Vijay Karmarkar wanted to build hospitals. He ended up working in one instead.
As a boy in Chandrapur, he was absorbed by buildings, drawings, and structures — the way spaces are conceived and brought into being. When his class results came back and he topped them, the choice was made for him by convention: in those years, toppers went to medicine. He listened to the convention, entered Government Medical College, Nagpur in 1973, and spent the next four decades as a paediatrician. He was very good at it. He never quite stopped wondering what might have been otherwise.
His son did not make the same accommodation. Keenly interested in buildings since childhood, Prajakt Karmarkar chose architecture, studied at the Southern California Institute of Architecture in Los Angeles, obtained his master’s degree, and now practises in Nagpur. In February 2022, his firm received an outstanding concrete structure award for Vidarbha, with a certificate of merit from UltraTech. He married Sonali, an interior designer, in April 2022.
The father who designed nothing except a paediatric ward watched his son design structures that will outlast them both. It is, Vijay acknowledges, a good outcome.

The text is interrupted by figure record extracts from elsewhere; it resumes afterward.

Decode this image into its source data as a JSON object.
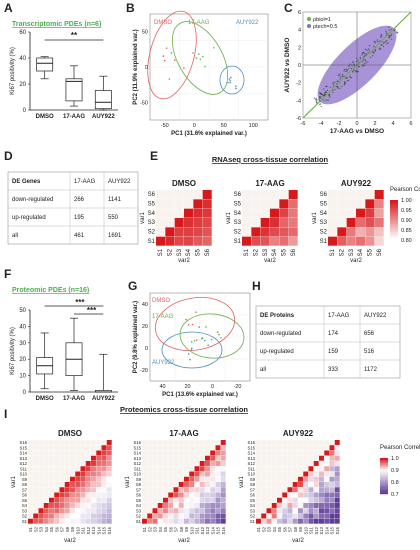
{
  "colors": {
    "title_green": "#4caf50",
    "heat_high": "#d7191c",
    "heat_low": "#ffffff",
    "heat_neg": "#5e3c99",
    "dmso": "#e06060",
    "17aag": "#6ab04c",
    "auy922": "#4a90c8",
    "ellipse_fill": "#8a6fc7"
  },
  "panels": {
    "A": {
      "letter": "A",
      "title": "Transcriptomic PDEs (n=6)",
      "ylabel": "Ki67 positivity (%)",
      "yticks": [
        "0",
        "20",
        "40",
        "60"
      ],
      "groups": [
        "DMSO",
        "17-AAG",
        "AUY922"
      ],
      "sig": "**"
    },
    "B": {
      "letter": "B",
      "xlabel": "PC1 (31.6% explained var.)",
      "ylabel": "PC2 (11.9% explained var.)",
      "xticks": [
        "-50",
        "0",
        "50",
        "100"
      ],
      "yticks": [
        "-50",
        "0",
        "50"
      ],
      "legend": [
        "DMSO",
        "17-AAG",
        "AUY922"
      ]
    },
    "C": {
      "letter": "C",
      "xlabel": "17-AAG vs DMSO",
      "ylabel": "AUY922 vs DMSO",
      "xticks": [
        "-6",
        "-4",
        "-2",
        "0",
        "2",
        "4",
        "6"
      ],
      "yticks": [
        "-6",
        "-4",
        "-2",
        "0",
        "2",
        "4",
        "6"
      ],
      "legend": [
        "ρbiol=1",
        "ρtech=0.5"
      ]
    },
    "D": {
      "letter": "D",
      "headers": [
        "DE Genes",
        "17-AAG",
        "AUY922"
      ],
      "rows": [
        [
          "down-regulated",
          "266",
          "1141"
        ],
        [
          "up-regulated",
          "195",
          "550"
        ],
        [
          "all",
          "461",
          "1691"
        ]
      ]
    },
    "E": {
      "letter": "E",
      "title": "RNAseq cross-tissue correlation",
      "subtitles": [
        "DMSO",
        "17-AAG",
        "AUY922"
      ],
      "labels": [
        "S1",
        "S2",
        "S3",
        "S4",
        "S5",
        "S6"
      ],
      "xlabel": "var2",
      "ylabel": "var1",
      "legend_title": "Pearson Correlation",
      "legend_ticks": [
        "1.00",
        "0.95",
        "0.90",
        "0.85",
        "0.80"
      ]
    },
    "F": {
      "letter": "F",
      "title": "Proteomic PDEs (n=16)",
      "ylabel": "Ki67 positivity (%)",
      "yticks": [
        "0",
        "10",
        "20",
        "30",
        "40",
        "50"
      ],
      "groups": [
        "DMSO",
        "17-AAG",
        "AUY922"
      ],
      "sig1": "***",
      "sig2": "***"
    },
    "G": {
      "letter": "G",
      "xlabel": "PC1 (13.6% explained var.)",
      "ylabel": "PC2 (9.8% explained var.)",
      "xticks": [
        "40",
        "20",
        "0",
        "-20"
      ],
      "yticks": [
        "-20",
        "0",
        "20",
        "40"
      ],
      "legend": [
        "DMSO",
        "17-AAG",
        "AUY922"
      ]
    },
    "H": {
      "letter": "H",
      "headers": [
        "DE Proteins",
        "17-AAG",
        "AUY922"
      ],
      "rows": [
        [
          "down-regulated",
          "174",
          "656"
        ],
        [
          "up-regulated",
          "159",
          "516"
        ],
        [
          "all",
          "333",
          "1172"
        ]
      ]
    },
    "I": {
      "letter": "I",
      "title": "Proteomics cross-tissue correlation",
      "subtitles": [
        "DMSO",
        "17-AAG",
        "AUY922"
      ],
      "labels": [
        "S1",
        "S2",
        "S3",
        "S4",
        "S5",
        "S6",
        "S7",
        "S8",
        "S9",
        "S10",
        "S11",
        "S12",
        "S13",
        "S14",
        "S15",
        "S16"
      ],
      "xlabel": "var2",
      "ylabel": "var1",
      "legend_title": "Pearson Correlation",
      "legend_ticks": [
        "1.0",
        "0.9",
        "0.8",
        "0.7"
      ]
    }
  },
  "chart_data": [
    {
      "id": "A",
      "type": "box",
      "categories": [
        "DMSO",
        "17-AAG",
        "AUY922"
      ],
      "boxes": [
        {
          "min": 24,
          "q1": 30,
          "median": 36,
          "q3": 40,
          "max": 41
        },
        {
          "min": 3,
          "q1": 7,
          "median": 22,
          "q3": 24,
          "max": 34
        },
        {
          "min": 0,
          "q1": 1,
          "median": 6,
          "q3": 15,
          "max": 26
        }
      ],
      "ylim": [
        0,
        60
      ]
    },
    {
      "id": "F",
      "type": "box",
      "categories": [
        "DMSO",
        "17-AAG",
        "AUY922"
      ],
      "boxes": [
        {
          "min": 2,
          "q1": 11,
          "median": 16,
          "q3": 21,
          "max": 36
        },
        {
          "min": 1,
          "q1": 10,
          "median": 20,
          "q3": 30,
          "max": 45
        },
        {
          "min": 0,
          "q1": 0,
          "median": 0,
          "q3": 1,
          "max": 23
        }
      ],
      "ylim": [
        0,
        50
      ]
    }
  ]
}
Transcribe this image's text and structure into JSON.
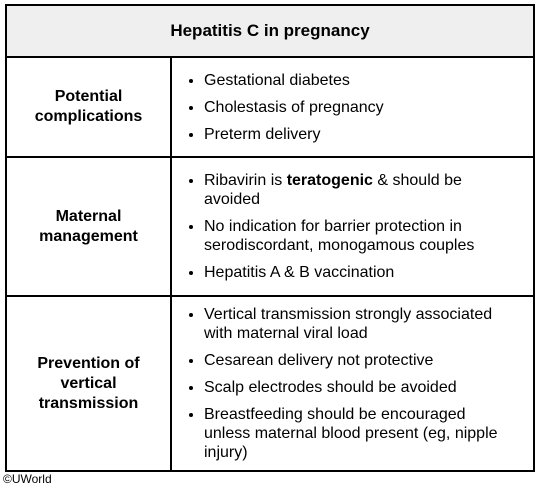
{
  "title": "Hepatitis C in pregnancy",
  "rows": [
    {
      "heading": "Potential complications",
      "items": [
        [
          "Gestational diabetes"
        ],
        [
          "Cholestasis of pregnancy"
        ],
        [
          "Preterm delivery"
        ]
      ]
    },
    {
      "heading": "Maternal management",
      "items": [
        [
          "Ribavirin is ",
          "teratogenic",
          " & should be avoided"
        ],
        [
          "No indication for barrier protection in serodiscordant, monogamous couples"
        ],
        [
          "Hepatitis A & B vaccination"
        ]
      ]
    },
    {
      "heading": "Prevention of vertical transmission",
      "items": [
        [
          "Vertical transmission strongly associated with maternal viral load"
        ],
        [
          "Cesarean delivery not protective"
        ],
        [
          "Scalp electrodes should be avoided"
        ],
        [
          "Breastfeeding should be encouraged unless maternal blood present (eg, nipple injury)"
        ]
      ]
    }
  ],
  "bold_parts": [
    [
      1,
      0,
      1
    ]
  ],
  "footer": "©UWorld"
}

The Town That Made the Doctor
Vijay was born in Chandrapur to a high school teacher. He went to Government Jubilee High School, then Lokmanya School, then Janata Mahavidyalaya — all in Chandrapur, where Pramod Bangde, Pradeep Desai, Sudhakar Dupare, Maya Bhaskarwar, and Suresh Satghare were among his classmates. He came to GMC Nagpur in 1973 and graduated in 1977.

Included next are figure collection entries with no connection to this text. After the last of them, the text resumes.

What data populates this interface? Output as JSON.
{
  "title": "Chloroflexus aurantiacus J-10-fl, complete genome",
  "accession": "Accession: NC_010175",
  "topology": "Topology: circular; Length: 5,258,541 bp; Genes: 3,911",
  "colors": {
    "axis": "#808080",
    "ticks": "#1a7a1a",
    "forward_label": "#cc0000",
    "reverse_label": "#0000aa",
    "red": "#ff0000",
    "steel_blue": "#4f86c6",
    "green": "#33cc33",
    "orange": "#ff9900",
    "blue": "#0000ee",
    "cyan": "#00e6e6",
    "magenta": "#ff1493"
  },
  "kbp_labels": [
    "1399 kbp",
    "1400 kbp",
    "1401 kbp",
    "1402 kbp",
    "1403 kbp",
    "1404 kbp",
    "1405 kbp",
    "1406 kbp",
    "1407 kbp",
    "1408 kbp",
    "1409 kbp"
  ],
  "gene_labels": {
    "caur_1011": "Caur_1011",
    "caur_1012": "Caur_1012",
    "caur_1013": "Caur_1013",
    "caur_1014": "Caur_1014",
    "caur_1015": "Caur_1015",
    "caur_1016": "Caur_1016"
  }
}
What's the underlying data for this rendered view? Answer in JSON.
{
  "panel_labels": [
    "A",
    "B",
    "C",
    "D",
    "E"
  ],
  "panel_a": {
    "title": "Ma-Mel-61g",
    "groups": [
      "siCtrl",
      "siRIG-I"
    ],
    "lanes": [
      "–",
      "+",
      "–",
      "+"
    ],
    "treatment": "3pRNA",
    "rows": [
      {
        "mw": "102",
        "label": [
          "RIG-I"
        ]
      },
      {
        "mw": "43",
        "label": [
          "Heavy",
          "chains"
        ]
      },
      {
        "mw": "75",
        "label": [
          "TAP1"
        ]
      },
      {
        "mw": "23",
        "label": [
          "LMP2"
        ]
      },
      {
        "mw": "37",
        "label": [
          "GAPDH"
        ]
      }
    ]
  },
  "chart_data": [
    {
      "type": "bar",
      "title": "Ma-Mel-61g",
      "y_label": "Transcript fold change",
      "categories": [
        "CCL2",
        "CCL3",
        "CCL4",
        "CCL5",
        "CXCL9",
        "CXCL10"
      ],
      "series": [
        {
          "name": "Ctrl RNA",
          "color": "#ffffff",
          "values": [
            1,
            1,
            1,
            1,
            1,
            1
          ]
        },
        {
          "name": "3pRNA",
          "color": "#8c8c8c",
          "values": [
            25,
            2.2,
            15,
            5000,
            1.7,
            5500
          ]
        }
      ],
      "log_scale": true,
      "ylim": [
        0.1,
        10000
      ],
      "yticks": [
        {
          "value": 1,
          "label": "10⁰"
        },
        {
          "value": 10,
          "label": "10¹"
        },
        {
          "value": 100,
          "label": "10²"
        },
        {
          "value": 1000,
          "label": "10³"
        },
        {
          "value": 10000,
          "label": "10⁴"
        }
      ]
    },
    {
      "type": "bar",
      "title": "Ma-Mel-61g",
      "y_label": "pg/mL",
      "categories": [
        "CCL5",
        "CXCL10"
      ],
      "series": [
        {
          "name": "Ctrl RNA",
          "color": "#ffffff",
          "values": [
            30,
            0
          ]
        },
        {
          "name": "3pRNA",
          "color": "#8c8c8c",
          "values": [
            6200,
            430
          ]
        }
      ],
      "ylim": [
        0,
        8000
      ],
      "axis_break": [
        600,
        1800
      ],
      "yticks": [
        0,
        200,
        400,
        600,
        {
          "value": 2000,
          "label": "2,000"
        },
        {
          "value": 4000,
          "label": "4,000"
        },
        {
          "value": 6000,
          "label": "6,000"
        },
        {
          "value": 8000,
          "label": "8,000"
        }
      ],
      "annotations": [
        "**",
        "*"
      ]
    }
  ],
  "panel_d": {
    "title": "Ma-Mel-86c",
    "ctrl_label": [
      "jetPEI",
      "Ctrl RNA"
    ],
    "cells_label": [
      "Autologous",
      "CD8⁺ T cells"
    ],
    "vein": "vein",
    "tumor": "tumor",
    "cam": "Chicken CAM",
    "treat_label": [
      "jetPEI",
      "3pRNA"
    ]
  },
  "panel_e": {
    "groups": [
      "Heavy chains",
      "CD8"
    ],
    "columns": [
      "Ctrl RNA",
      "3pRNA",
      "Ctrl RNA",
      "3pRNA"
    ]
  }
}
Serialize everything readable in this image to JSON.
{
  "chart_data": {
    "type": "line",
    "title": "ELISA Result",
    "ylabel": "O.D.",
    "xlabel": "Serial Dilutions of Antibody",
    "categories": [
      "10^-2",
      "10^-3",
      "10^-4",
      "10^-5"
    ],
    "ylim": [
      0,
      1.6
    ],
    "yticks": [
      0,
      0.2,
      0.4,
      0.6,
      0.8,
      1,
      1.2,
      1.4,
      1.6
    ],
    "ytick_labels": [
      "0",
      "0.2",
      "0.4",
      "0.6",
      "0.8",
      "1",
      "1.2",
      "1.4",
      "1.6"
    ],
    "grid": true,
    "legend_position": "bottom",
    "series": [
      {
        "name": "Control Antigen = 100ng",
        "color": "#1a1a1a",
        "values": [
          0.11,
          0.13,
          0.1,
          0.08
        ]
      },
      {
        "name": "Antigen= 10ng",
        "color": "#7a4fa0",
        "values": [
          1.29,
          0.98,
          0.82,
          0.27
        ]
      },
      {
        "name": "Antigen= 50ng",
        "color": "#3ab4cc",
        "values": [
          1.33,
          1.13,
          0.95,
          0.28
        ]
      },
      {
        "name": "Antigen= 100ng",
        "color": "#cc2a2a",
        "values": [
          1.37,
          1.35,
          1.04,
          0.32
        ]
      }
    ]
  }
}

His rural internship took him to the CR Das Mobile Hospital, his urban posting to the District Hospital, Chandrapur. After graduation, he stayed in the discipline he had been assigned to — or, more precisely, the discipline that had been chosen for him by the advice of his teachers and the logic of the merit lists. He enrolled in MD (Paediatrics) at GMC Nagpur, working under Dr. AM Sur, with Bharat Kothari, Abhimanyu Niswade, and CM Hajari as co-registrars. He obtained his MD in 1982.
He spent several months at a tuberculosis hospital in Gondia and a year at Sion and Nanavati hospitals in Mumbai, acquiring clinical breadth before returning to Chandrapur in 1984. He opened his 15-bed paediatric hospital. When he started, there were two MD Paediatricians in the town. There are now 25.

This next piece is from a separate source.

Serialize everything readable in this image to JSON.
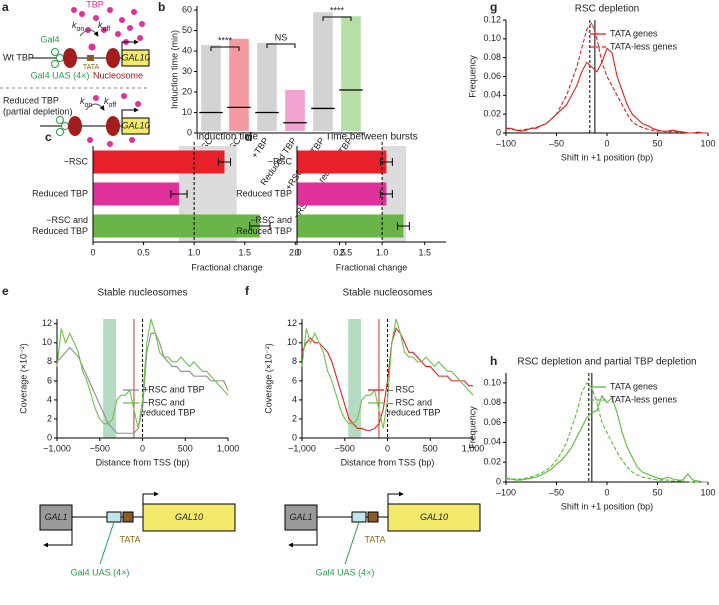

The Practice, and What It Cost
Vijay practiced intensively for four decades. The early years were full, the middle years heavier, and by the time he reached his sixties, the conditions of paediatric practice in private medicine had changed in ways he found discouraging.
“As paediatricians, we commit so much time, effort, and money, not to mention sacrificing things like family and friends, and real-life experience, all to attain a high-level skill to help children — but parents no longer acknowledge these harsh facts,” he said. “The practice has become very challenging and stressful, and a paediatrician is left with no personal or social life now.”
He continued to practice, but pulled back from critical cases after 2019. It was a deliberate and honest choice — the recognition that intensive paediatric care at that level requires not just skill but the reserves of energy and attention that decades of practice had drawn down.

Yoga Dance, and the Discovery of Something Else
In February 2019, Vijay stumbled on a yoga dance class at the local municipal garden. The form is exactly what it sounds like: yoga stretches set to music, structured as a dance routine, with warm-up and cool-down built around the science of exercise. He was intrigued, then absorbed, then trained in it. By July 2019, he was running free daily sessions for the residents of Vivek Nagar colony.
The groups multiplied. Chandrapur now has at least 30 yoga dance groups in different parts of the city. Vijay’s group won first prize at a district-level online competition on Yoga Day in 2020. He has written about it, spoken about it on All India Radio, and trained IMA family members in it during the month of Yoga Day. He has started choreographing theme-based dances.
After a pause of 25 years, he also returned to writing. Two articles appeared in Tarun Bharat Nagpur; one was published in the Chandrapur IMA journal. All three were well received.
He served as IMA President of the Chandrapur branch from April 2017 to March 2018. Under his leadership, the branch won seven awards, including the distinction of best branch in Maharashtra, along with several national IMA awards.
His wife Veena, an MSc in Biochemistry, runs the clinical laboratory and manages the household, creating the conditions in which his late-career reinventions have been possible.
The architect manqué who spent forty years healing children has, in his sixties, found a different way to build something — not in concrete, but in the bodies and mornings of a few hundred people who come to the municipal garden before the day begins.